Une jeune génération dévorera-t-elle ce livre avec le zèle que ses parents et grands-parents avaient pour, disons, « Soupe au poulet et riz ? » Le temps nous le dira. HarperCollins a refusé de partager les données de ventes titre par titre de deux livres posthumes précédents, mais a révélé que, depuis sa mort, 25 millions de livres Sendak ont ​​été vendus.

Quant à la suite, Weinberg a déclaré : « Nous sommes très conscients que les gens veulent voir le travail.

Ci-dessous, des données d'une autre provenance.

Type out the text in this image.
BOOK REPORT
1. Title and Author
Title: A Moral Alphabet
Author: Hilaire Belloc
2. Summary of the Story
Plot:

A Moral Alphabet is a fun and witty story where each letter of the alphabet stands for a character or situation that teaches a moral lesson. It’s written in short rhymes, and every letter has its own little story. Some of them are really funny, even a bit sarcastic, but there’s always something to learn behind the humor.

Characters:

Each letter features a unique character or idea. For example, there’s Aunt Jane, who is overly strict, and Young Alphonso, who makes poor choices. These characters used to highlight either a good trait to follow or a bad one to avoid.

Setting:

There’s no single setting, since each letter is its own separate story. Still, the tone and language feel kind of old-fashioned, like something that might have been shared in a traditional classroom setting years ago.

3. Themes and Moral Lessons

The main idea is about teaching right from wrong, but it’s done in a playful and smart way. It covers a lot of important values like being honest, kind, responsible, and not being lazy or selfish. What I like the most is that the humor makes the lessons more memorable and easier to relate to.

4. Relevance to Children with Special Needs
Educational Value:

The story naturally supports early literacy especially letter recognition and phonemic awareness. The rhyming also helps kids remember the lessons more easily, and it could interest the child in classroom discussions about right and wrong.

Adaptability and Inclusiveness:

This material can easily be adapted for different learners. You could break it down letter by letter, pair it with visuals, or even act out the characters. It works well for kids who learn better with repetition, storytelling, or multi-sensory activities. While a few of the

Il existe différentes manières de le rendre accessible.

En octobre, le Denver Art Museum accueillera une exposition de 400 œuvres d’art issues des 65 années de carrière de Sendak, notamment des dessins, des peintures, des affiches et des décors pour des productions cinématographiques, télévisuelles et scéniques.

« Nous respectons le fait que ce ne sont pas nos livres », a déclaré Caponera. « Nous sommes les stewards. Notre travail, maintenant que nous vieillissons, est de trouver comment nous allons transmettre cela.» Elle rêve d’un centre de mentorat Maurice Sendak, « un endroit où les gens pourraient venir découvrir les livres d’images, l’art, la musique et la nature ».

Caponera a déclaré : « Ses livres sont sa biographie. C’est qui il était.